Waterfront Toronto asks for more money, is forced to talk about pink umbrellas instead

(Image: mark.watmough)

This is how Toronto’s news cycle works sometimes: Waterfront Toronto makes the case for continued investment in the city’s shoreline one day, and the next day it’s embroiled in a mini-scandal about pink umbrellas.

The umbrellas in question are the ones at Sugar Beach, near the foot of Jarvis Street. They’re sturdy, sculpted umbrellas that are meant to last decades. Almost nobody had given their presence on the beach a second thought until Ward 34 councillor Denzil Minnan-Wong came forward this week with evidence that each of them cost Waterfront Toronto $11,565 to buy and install. The headlines pretty much wrote themselves.

That’s a lot to spend on an umbrella, but, as Waterfront Toronto CEO John Campbell pointed out to the Star, it’s not necessarily a tremendous amount to spend on a piece of usable sculpture in a public park. More important for people like Minnan-Wong, a longtime critic of Waterfront Toronto, is the fact that the comic disparity between “$12,000” and “umbrella” neatly sidelines (at least, for the time being) Waterfront Toronto’s new hobbyhorse, which is figuring out what to do about the fact that it’s running out of money.

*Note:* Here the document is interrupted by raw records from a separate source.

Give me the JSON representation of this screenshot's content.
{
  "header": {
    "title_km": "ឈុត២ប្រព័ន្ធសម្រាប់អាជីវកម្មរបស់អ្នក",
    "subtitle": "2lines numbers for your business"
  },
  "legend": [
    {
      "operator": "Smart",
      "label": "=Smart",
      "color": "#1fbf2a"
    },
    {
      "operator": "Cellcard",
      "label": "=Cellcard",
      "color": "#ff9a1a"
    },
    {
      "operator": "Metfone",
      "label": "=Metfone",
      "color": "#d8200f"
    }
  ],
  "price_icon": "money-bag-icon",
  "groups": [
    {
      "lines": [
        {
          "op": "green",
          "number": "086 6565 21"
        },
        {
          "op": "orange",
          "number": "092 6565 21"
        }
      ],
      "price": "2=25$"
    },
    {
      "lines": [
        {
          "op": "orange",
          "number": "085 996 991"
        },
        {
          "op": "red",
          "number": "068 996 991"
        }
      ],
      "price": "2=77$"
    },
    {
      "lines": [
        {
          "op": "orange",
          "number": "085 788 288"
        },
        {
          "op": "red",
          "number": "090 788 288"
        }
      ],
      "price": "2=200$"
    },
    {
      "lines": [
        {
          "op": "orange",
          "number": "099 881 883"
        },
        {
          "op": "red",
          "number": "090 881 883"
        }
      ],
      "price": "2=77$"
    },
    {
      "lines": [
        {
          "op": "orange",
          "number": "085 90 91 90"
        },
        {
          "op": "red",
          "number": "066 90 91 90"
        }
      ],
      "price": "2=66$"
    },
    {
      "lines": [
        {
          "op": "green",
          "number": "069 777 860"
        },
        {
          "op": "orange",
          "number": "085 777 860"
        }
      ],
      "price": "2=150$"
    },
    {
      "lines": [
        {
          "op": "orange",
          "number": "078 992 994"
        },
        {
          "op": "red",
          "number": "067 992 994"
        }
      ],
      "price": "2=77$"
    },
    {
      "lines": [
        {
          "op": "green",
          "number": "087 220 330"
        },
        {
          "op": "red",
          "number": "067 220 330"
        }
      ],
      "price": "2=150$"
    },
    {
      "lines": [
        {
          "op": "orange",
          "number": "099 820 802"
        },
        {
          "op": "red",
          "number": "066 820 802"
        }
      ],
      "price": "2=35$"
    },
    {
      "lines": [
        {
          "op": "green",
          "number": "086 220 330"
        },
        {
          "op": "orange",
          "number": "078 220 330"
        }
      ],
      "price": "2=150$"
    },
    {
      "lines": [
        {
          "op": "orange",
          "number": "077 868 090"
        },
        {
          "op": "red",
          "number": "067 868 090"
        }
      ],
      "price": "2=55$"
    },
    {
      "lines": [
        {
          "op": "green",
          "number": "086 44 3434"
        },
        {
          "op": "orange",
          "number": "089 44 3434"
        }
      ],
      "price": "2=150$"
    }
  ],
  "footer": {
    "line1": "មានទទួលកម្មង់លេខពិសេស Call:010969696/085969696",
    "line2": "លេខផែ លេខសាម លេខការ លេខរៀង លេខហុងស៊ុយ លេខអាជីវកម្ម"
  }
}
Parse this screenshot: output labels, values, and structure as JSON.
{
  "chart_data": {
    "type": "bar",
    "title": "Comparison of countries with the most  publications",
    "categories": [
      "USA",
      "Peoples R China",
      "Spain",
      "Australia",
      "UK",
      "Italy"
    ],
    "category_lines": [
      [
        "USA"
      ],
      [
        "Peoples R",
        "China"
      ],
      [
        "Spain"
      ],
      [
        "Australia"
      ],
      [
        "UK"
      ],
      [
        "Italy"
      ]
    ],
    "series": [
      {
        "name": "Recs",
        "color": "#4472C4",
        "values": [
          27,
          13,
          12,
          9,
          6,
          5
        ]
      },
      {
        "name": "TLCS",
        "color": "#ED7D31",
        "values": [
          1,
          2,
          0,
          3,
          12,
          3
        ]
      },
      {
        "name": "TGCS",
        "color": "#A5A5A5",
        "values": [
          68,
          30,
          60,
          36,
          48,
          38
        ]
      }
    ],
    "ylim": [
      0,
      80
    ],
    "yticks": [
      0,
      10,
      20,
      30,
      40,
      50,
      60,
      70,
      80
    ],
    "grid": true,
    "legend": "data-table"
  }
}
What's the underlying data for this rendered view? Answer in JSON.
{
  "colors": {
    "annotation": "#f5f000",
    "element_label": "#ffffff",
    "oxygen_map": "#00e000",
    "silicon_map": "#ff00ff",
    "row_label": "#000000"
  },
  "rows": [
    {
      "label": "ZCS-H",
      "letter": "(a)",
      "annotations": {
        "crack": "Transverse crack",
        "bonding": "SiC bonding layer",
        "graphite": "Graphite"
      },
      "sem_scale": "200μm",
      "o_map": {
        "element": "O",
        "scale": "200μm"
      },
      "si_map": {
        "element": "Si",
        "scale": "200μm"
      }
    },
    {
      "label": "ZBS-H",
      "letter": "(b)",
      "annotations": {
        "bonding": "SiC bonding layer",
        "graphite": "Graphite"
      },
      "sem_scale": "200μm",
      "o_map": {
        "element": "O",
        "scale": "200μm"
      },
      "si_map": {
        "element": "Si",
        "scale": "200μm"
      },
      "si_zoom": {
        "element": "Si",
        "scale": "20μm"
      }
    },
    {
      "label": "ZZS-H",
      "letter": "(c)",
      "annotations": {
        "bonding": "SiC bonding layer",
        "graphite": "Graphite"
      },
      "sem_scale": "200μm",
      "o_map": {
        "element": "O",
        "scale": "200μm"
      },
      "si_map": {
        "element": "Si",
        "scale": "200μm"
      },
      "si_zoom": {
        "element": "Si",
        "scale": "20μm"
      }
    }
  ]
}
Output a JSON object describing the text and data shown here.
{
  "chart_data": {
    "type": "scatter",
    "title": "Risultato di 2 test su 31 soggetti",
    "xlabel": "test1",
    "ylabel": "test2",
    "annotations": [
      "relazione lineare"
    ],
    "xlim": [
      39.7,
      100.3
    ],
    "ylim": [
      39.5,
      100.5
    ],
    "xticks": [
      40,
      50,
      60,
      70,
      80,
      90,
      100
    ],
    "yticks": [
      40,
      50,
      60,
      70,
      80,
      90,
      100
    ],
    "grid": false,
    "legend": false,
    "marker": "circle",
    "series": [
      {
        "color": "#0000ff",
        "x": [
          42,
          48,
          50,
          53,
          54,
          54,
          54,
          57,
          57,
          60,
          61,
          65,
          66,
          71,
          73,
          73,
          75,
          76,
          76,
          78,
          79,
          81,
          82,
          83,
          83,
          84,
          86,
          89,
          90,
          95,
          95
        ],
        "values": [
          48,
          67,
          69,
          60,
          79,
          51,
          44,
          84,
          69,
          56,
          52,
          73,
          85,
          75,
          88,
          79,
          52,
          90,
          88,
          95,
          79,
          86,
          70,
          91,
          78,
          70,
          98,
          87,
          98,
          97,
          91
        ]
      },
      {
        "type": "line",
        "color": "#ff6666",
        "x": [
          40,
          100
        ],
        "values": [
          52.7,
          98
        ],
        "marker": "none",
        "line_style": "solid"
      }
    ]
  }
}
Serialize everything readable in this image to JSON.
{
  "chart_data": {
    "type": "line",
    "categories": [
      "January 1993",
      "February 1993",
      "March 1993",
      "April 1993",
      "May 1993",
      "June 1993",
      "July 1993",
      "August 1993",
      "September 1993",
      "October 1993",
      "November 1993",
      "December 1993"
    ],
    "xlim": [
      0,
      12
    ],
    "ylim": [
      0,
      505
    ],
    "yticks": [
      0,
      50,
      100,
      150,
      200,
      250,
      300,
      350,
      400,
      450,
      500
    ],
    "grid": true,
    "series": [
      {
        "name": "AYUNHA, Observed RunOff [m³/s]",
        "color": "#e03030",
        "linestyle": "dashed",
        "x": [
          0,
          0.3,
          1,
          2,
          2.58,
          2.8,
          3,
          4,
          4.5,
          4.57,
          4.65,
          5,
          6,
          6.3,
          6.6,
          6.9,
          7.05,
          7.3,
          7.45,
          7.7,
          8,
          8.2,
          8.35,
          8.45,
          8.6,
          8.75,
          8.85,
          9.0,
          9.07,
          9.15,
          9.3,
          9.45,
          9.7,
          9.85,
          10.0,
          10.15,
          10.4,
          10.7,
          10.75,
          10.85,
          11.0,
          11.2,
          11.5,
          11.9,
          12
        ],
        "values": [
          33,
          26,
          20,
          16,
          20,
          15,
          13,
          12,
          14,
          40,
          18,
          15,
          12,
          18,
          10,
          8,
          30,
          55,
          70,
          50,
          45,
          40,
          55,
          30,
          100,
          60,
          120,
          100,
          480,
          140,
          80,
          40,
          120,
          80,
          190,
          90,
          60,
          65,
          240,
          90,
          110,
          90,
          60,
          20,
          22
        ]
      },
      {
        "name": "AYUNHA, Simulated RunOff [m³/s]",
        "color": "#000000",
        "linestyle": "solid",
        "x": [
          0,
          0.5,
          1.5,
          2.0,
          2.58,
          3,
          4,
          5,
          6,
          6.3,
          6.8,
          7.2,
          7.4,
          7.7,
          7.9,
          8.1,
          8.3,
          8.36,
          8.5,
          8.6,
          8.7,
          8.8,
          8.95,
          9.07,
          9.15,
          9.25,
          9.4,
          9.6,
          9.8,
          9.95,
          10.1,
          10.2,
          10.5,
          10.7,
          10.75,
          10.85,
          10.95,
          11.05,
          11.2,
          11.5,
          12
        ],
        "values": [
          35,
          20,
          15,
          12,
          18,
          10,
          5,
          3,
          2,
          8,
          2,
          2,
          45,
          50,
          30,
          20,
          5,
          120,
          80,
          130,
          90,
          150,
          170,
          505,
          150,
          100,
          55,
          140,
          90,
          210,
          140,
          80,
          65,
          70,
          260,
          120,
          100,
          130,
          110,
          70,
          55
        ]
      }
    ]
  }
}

A report set to go before city council’s executive committee next week says Waterfront Toronto will have spent most of its original $1.5 billion in funding by 2017. The agency, which claims to have generated $2.6 billion in waterfront investment, is asking for $1.65 billion in new funding from a variety of government and private sources. It also wants the ability to issue its own debt, which is probably the scariest part of the conversation for conservatives like Minnan-Wong.

And yet, without that new funding, city-changing projects like the East Bayfront LRT and the Port Lands revitalization could continue to languish for lack of leadership. And that would be an actual scandal.